Das bringt die Fabrik dazu Fehler zu machen. Und einer dieser Fehler war, eine Aminosäure zu integrieren, die zwar natürlich vorkommt, aber normalerweise nie in Proteinen eingefügt wird.
Die andere Forschungsgruppe, ein von Lei Wang, der auch am Scripps Institut arbeitet, geleitetes internationales Team, verwendet ein anderes Verfahren, bei dem sie die Bedeutung von einem der drei-Buchstaben Worte ändert, um die Fabrik damit anzuweisen eine 21. Aminosäure in ein Protein zu integrieren.

Eine andere starke Kraft?
Während Klonen und andere Arten der Gentechnologie von einigen als potentiell gefährlich angesehen werden, sagen Forscher, daß man kaum zu fürchten braucht, daß im Labor hergestellte ETs die Herrschaft übernehmen. Auch Meyer (NASA) deutet eine offensichtlich langfristige Sorge an:
Er meint, daß z.B. jemand unbeabsichtigterweise einen Organismus herstellen könnte, der einen selektiven Vorteil gegenüber natürlichen Organismen hat und diese dann verdrängt. Das hätte möglicherweise ernste Konsequenzen.
Aber August Böck, vom Institut für Genetik und Mikrobiologie der Universität München, ist eher der Ansicht, daß die Prozedur so kompliziert und, wenigstens zum gegenwärtigen Zeitpunkt, total von dem laboratorischen Rahmen abhängig ist, daß da wohl eher keine Gefahr drohe. In einer begleitenden Analyse in Science weist Böck auf die faszinierenden evolutionären Implikationen hin und erklärt, daß es "enorm vorteilhaft" für die Biotechnologie wäre. Es sei aber noch nicht bekannt, ob der Organismus, dessen Überleben und Wachstum von der unnatürlichen Aminosäure abhängig ist, hergestellt werden kann. Nur wenn so ein Organismus nachgewiesen wird, kann eine echte andere Lebensform bekanntgegeben werden - eine die sich nach anderen Regeln der Biologie entwickeln kann.
Es sei keine neue Lebensform, die da hergestellt wurde, meint Böck in einem e-mail Interview. Es sei nur eine Abänderung einiger Grundprinzipien, mit denen die genetischen Informationen zuverlässig in Proteinsequenzen übersetzt werden.
Jason Dworkin, ein Biochemiker am SETI Institut, der gegenwärtig Astrophysik am Ames Forschungszentrum der NASA studiert, sagt, daß, weil die Arbeit Werkzeuge zur Manipulation der Mechanismen der Biologie vorsieht, es ein "Schritt in Richtung künstliches Leben" sein könnte.

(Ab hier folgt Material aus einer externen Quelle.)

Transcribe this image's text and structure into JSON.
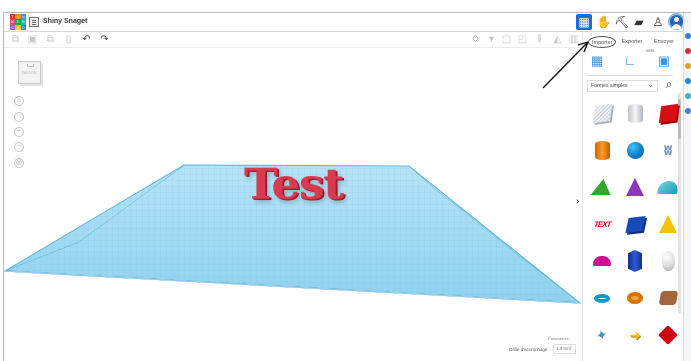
{
  "app": {
    "project_title": "Shiny Snaget"
  },
  "logo": {
    "cells": [
      "T",
      "I",
      "N",
      "K",
      "E",
      "R",
      "C",
      "A",
      "D"
    ],
    "colors": [
      "#e5302c",
      "#f28d20",
      "#2a8df2",
      "#e94a77",
      "#16a34a",
      "#14b8c5",
      "#9b5de5",
      "#f4c21b",
      "#1687d9"
    ]
  },
  "top_icons": [
    {
      "name": "grid-view-icon",
      "symbol": "▦"
    },
    {
      "name": "hand-icon",
      "symbol": "✋"
    },
    {
      "name": "hammer-pick-icon",
      "symbol": "⛏"
    },
    {
      "name": "bricks-icon",
      "symbol": "▰"
    },
    {
      "name": "add-user-icon",
      "symbol": "♙"
    }
  ],
  "toolbar": {
    "tools": [
      {
        "name": "copy-icon",
        "symbol": "⧉"
      },
      {
        "name": "paste-icon",
        "symbol": "▣"
      },
      {
        "name": "duplicate-icon",
        "symbol": "⧉"
      },
      {
        "name": "delete-icon",
        "symbol": "▯"
      },
      {
        "name": "undo-icon",
        "symbol": "↶"
      },
      {
        "name": "redo-icon",
        "symbol": "↷"
      },
      {
        "name": "light-bulb-icon",
        "symbol": "♢"
      },
      {
        "name": "visibility-dropdown-icon",
        "symbol": "▾"
      },
      {
        "name": "group-icon",
        "symbol": "▢"
      },
      {
        "name": "ungroup-icon",
        "symbol": "◰"
      },
      {
        "name": "align-icon",
        "symbol": "⫴"
      },
      {
        "name": "mirror-icon",
        "symbol": "◭"
      },
      {
        "name": "ruler-icon",
        "symbol": "▥"
      }
    ]
  },
  "viewport": {
    "view_cube_label": "DROITE",
    "controls": [
      {
        "name": "home-view-icon",
        "symbol": "⌂"
      },
      {
        "name": "fit-view-icon",
        "symbol": "◌"
      },
      {
        "name": "zoom-in-icon",
        "symbol": "+"
      },
      {
        "name": "zoom-out-icon",
        "symbol": "−"
      },
      {
        "name": "perspective-icon",
        "symbol": "◎"
      }
    ],
    "model_text": "Test",
    "params_label": "Paramètres",
    "grid_label": "Grille d'accrochage",
    "grid_value": "1.0 mm"
  },
  "panel": {
    "tabs": [
      "Importer",
      "Exporter",
      "Envoyer"
    ],
    "tab_suffix": "vers",
    "views": [
      {
        "name": "workplane-view-icon",
        "symbol": "▦"
      },
      {
        "name": "ruler-view-icon",
        "symbol": "∟"
      },
      {
        "name": "notes-view-icon",
        "symbol": "▣"
      }
    ],
    "shape_category": "Formes simples",
    "shapes": [
      {
        "name": "box-shape",
        "class": "box-gray"
      },
      {
        "name": "cylinder-shape",
        "class": "cyl-gray"
      },
      {
        "name": "red-box-shape",
        "class": "red-box"
      },
      {
        "name": "orange-cylinder-shape",
        "class": "orange-cyl"
      },
      {
        "name": "sphere-shape",
        "class": "blue-sphere"
      },
      {
        "name": "scribble-shape",
        "class": "scribble",
        "symbol": "ʬ"
      },
      {
        "name": "roof-shape",
        "class": "green-roof"
      },
      {
        "name": "cone-shape",
        "class": "purple-cone"
      },
      {
        "name": "round-roof-shape",
        "class": "teal-dome"
      },
      {
        "name": "text-shape",
        "class": "red-text-shape",
        "symbol": "TEXT"
      },
      {
        "name": "box-shape-navy",
        "class": "navy-box"
      },
      {
        "name": "pyramid-shape",
        "class": "yellow-pyramid"
      },
      {
        "name": "half-sphere-shape",
        "class": "magenta-half"
      },
      {
        "name": "polygon-shape",
        "class": "blue-prism"
      },
      {
        "name": "paraboloid-shape",
        "class": "white-egg"
      },
      {
        "name": "torus-shape",
        "class": "teal-ring"
      },
      {
        "name": "tube-shape",
        "class": "orange-ring"
      },
      {
        "name": "wedge-shape",
        "class": "brown-rock"
      },
      {
        "name": "star-shape",
        "class": "star",
        "symbol": "✦"
      },
      {
        "name": "arrow-shape",
        "class": "arrow-shape",
        "symbol": "➜"
      },
      {
        "name": "gem-shape",
        "class": "red-gem"
      }
    ]
  },
  "rail_colors": [
    "#2d7ce2",
    "#cc3333",
    "#e79b1f",
    "#158cde",
    "#3bb2d0",
    "#4d7bd1"
  ]
}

Aber Dworkin meint auch, daß das Ereichen dieses Ziels, auch durch die moralischen Fragen die es aufwirft, sehr schwierig sei. Wie bei jedem mächtigen Werkzeug werden Gefahren [und andere Probleme] auszuräumen sein."
Jeder Weg, meint Schimmel, der vom besseren Verständnis lebender Systeme profitiert, und eine Möglichkeit für eine nutzbringende Anwendung in Medizin, Technologie und Astrobiologie bietet, überwiege alle Gefahren, die er sich vorstellen kann, bei weitem.